As much as I enjoy Portland, I have discovered an interesting factoid. It seems the categories of "relatively normal" and "soliciting an available room on Craigslist" are mutually exclusive in this town - and perhaps as a general rule.

Take yesterday, for example. I transported myself directly from work to a room offer I wanted to investigate - a room located in the right part of town, within the right price range, and occupied, apparently, by someone less than half a dozen decades old.
So I went to check out the place, and met my potential new roommate: a woman close to my age, but less than five feet tall, slightly tubby and with nudist inclinations. I wish I could say that was my strangest offer to date, but not so. Just the other day I investigated a house full of 50-or-older hippie, vegan men. Somehow these Craigslist ads don't adequately capture the theme of the dwelling.

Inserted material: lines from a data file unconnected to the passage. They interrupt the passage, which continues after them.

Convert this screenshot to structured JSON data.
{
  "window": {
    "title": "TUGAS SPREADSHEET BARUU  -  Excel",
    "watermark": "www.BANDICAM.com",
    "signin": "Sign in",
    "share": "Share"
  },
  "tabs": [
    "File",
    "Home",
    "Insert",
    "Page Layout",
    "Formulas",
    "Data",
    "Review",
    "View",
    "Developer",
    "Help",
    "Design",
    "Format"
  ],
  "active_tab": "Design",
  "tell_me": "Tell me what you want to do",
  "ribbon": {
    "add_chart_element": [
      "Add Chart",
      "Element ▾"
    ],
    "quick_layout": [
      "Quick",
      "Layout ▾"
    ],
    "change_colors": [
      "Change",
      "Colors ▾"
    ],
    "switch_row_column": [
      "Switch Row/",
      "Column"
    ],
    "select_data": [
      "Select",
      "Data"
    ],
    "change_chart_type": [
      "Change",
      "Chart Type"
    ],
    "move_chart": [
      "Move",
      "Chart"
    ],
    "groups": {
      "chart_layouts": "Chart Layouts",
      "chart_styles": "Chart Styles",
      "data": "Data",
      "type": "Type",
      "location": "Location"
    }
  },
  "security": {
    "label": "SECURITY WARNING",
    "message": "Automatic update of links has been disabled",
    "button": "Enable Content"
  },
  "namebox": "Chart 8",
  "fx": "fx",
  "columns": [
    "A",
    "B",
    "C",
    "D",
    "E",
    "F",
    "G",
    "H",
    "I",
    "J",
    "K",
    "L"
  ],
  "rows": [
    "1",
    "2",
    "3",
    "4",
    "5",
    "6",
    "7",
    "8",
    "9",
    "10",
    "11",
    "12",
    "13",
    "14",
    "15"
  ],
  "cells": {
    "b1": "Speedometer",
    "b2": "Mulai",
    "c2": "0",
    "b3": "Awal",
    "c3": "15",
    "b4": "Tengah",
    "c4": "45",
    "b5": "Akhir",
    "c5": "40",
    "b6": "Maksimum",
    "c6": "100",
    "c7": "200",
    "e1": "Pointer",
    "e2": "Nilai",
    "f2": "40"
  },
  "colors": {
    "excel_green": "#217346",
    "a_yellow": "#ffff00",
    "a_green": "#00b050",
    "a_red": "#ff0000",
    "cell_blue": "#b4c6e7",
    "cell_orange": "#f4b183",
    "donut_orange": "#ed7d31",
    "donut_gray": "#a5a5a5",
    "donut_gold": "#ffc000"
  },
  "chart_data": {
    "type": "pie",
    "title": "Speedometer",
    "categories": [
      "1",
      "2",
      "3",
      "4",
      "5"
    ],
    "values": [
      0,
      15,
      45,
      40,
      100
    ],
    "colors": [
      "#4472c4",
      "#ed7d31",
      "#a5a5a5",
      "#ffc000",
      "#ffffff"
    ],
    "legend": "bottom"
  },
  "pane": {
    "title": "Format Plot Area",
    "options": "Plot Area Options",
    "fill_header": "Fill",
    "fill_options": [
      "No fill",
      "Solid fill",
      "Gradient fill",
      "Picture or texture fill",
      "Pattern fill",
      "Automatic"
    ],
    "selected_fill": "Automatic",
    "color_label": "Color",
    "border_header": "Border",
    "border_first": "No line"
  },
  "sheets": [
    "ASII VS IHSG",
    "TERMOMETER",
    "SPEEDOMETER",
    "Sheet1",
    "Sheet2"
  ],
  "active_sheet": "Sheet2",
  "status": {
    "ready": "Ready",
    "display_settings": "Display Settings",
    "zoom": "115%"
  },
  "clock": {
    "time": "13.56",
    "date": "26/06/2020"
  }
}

You can imagine, then, my leaping joy when my friend Barry announced that he was interested in moving to Portland. I can't say he wasn't responding to incentives - I offered my help in seeking suitable employ, I offered a brace of lively friends, and I even offered to introduce him to at least one cute girl - but I was happy and relieved nonetheless. Barry has been one of my closest and most trusted friends since high school, and we get along royally. Next weekend the plan is simple: hang out, party and hunt for apartments and work. And I think it's a great plan, because in all honesty this is the wrong time of year for nudity.